In het verleden werden de mensen in hun omgeving vaak geconfronteerd met de dood. Gezinnen waren groter dan tegenwoordig, de kindersterfte was hoog en moeders stierven vaak in het kraambed. De gemiddelde levensverwachting, die nu rond de 80 jaar ligt, was omstreeks 1900 maar 40 jaar en rond 1800 net iets boven de 30, vooral door het overlijden van jonge kinderen. Daardoor hebben veel elementen in de volkscultuur te maken met de naderende dood.
Een onderdeel daarvan is het geloof in spoken of geesten. Daarvoor is een voorwaarde dat men uitgaat van een tweedeling van ons bestaan tussen lichaam en geest, waarbij de geest of ziel los van het lichaam kan blijven bestaan. Men nam aan dat de ziel van de overledene soms bleef rondwaren omdat hij niet tot rust kon komen, bijvoorbeeld doordat hij door geweld om het leven was gekomen. Het kon ook als oorzaak hebben dat hij of zij zelf een moord of een ander onrecht had gepleegd.
In de Nederlandse volkscultuur spelen spoken een intrigerende rol. Deze tradities, geworteld in het dagelijks leven, verbinden ons met onze geschiedenis en identiteit. Vroeger was het gebruikelijk om de overledene in een stoet naar de begraafplaats te brengen. Dit ging vaak gepaard met rituelen en liederen. Veel verhalen gaan over dat iemand een begrafenisstoet of lijkstatie kan zien voordat deze in werkelijkheid plaatsvond.
Naast angst voor de dood was er angst voor de doden, met name voor hun terugkeer. Nederland kent talloze spookverhalen en legendes, zoals de Witte Wieven, waarbij witte vrouwen ’s nachts rondspoken in moerassen en bossen. Een andere vorm van geesten waren de dwaallichtjes die men in de natuur zag, maar daaraan werden ook andere interpretaties gegeven, zoals voorspellingen. Vaak werden dwalende geesten in verband gebracht met specifieke plaatsen.
Nachtmerries waren geen dolende zielen van gestorvenen maar boze geesten die mensen en dieren in de nacht kwelden.

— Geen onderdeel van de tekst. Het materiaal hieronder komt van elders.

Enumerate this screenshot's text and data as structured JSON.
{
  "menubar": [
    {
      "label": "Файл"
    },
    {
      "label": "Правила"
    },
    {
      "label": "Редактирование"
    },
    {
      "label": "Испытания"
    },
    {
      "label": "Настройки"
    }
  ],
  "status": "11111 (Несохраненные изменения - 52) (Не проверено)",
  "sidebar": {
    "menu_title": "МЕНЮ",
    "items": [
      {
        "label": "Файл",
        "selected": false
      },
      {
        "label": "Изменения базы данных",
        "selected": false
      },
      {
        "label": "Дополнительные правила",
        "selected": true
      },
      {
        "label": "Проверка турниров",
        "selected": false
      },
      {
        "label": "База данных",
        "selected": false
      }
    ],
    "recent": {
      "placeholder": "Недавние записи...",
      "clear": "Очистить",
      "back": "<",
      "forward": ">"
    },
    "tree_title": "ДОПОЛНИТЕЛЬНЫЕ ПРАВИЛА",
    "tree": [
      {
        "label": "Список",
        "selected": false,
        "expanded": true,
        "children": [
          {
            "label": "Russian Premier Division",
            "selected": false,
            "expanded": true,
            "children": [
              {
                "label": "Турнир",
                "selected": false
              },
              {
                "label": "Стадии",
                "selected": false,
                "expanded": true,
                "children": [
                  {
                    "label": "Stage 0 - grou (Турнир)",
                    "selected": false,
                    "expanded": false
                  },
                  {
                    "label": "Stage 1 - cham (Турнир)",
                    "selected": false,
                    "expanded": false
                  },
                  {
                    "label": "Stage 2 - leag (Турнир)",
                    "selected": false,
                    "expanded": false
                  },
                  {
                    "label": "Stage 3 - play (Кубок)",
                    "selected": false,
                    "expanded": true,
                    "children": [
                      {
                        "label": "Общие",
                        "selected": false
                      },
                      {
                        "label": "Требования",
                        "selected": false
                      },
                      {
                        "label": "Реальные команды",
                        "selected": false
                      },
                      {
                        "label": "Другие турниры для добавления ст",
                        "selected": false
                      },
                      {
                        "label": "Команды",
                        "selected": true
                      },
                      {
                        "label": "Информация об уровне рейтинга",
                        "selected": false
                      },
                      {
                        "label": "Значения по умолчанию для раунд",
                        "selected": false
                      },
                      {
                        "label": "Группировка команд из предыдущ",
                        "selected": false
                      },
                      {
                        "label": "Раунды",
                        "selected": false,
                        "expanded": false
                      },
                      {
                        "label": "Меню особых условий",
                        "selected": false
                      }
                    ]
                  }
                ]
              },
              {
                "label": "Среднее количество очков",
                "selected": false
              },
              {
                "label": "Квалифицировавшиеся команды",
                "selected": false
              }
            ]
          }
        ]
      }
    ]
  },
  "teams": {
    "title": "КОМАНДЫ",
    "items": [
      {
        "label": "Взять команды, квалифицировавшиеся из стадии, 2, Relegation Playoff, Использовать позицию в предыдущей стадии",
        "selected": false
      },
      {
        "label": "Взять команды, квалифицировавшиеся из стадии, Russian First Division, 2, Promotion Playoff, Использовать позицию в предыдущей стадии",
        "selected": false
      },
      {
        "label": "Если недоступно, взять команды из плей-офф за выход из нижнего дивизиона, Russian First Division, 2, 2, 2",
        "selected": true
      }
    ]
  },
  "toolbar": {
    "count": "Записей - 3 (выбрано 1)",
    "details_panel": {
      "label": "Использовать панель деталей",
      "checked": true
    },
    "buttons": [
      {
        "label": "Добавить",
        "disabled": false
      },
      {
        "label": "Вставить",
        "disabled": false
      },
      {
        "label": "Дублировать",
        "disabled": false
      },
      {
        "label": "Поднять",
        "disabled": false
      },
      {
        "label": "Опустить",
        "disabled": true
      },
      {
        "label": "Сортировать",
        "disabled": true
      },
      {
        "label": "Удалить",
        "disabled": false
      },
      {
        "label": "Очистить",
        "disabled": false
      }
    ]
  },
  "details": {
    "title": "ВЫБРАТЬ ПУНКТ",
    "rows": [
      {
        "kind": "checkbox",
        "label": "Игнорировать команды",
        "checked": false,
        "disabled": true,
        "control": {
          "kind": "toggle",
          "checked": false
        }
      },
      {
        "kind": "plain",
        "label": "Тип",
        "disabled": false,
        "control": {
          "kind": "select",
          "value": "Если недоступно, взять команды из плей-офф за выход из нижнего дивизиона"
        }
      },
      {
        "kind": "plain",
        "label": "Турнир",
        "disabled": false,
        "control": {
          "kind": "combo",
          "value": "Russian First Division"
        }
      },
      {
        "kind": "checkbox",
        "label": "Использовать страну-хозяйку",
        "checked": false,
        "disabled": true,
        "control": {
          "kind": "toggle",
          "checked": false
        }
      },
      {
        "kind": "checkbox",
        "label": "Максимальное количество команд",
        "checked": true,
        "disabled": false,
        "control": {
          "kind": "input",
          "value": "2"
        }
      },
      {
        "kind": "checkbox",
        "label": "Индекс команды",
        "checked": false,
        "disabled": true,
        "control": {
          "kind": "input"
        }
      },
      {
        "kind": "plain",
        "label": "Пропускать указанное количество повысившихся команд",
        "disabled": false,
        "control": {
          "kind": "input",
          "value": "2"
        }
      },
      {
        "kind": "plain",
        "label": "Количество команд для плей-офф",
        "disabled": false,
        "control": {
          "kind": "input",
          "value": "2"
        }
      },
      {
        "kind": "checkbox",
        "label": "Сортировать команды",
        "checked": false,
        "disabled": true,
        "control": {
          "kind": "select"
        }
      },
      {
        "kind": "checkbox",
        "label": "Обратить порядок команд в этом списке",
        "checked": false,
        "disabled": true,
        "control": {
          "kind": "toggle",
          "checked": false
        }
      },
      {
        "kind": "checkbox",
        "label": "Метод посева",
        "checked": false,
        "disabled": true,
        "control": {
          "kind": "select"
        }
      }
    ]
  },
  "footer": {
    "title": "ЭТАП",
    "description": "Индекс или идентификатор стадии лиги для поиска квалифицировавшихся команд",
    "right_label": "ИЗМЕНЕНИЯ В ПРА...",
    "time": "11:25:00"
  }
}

Het christendom keurde het geloof in spoken en andere geesten af. Spoken en dwaallichten worden tegenwoordig minder gesignaleerd doordat de straatverlichting zorgt dat het op de straten en wegen minder donker is zodat de mensen zich minder onveilig voelen. Ook is er een meer sceptische houding tegenover bovennatuurlijke verschijnselen ontwikkeld.

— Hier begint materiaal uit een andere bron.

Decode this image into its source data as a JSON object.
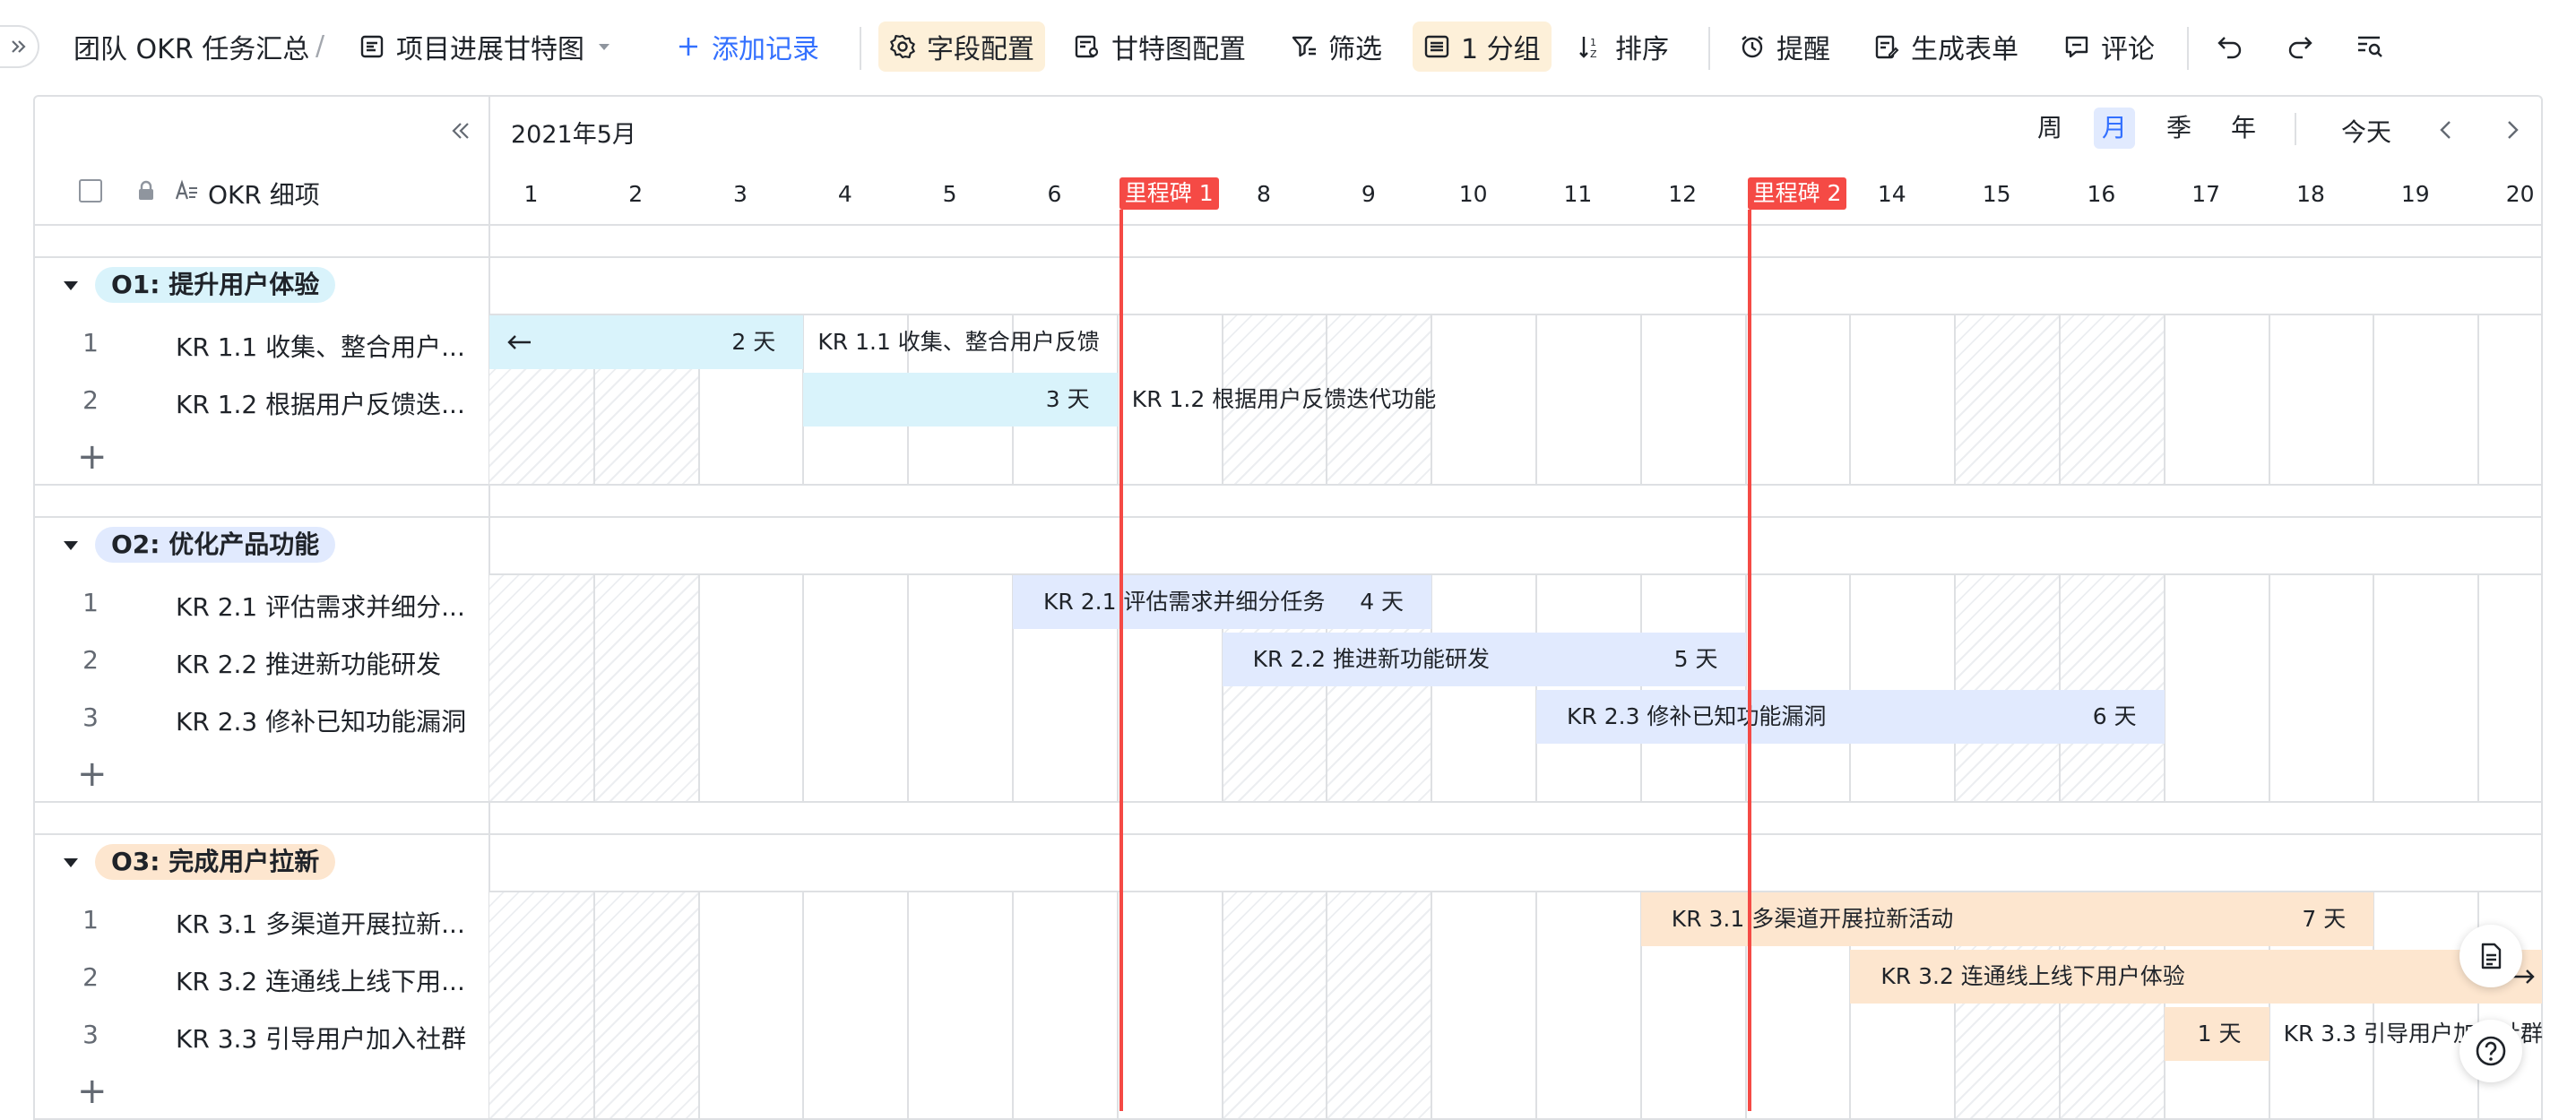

Een belangrijke bron voor het bestuderen van deze verhalen over het bovennatuurlijke is de driedelige uitgave van de volksverhalen die E. Heupers en anderen omstreeks 1960 hebben vastgelegd. In opdracht van het Meertens Instituut bezochten zij veel ouderen in het Gooi- en Eemland en de westelijke Veluwe. Ook de dorpen bij De Bilt behoorden tot hun onderzoeksgebied. Omdat veel van hun gesprekspartners tachtig of negentig jaar oud waren en op hun beurt de verhalen vertelden van eerdere generaties, reiken die volksverhalen terug tot ver in de negentiende eeuw.
Sommige onderzoekers hebben geprobeerd, de verhalen op te schrijven in het plaatselijke dialect, maar andere hebben dat niet gedaan. Omdat dit onsystematisch gebeurde en omdat de manier van opschrijven niet werd vastgelegd, ben ik zo vrij geweest, de tekst in enigszins gebruikelijk hedendaags Nederlands weer te geven.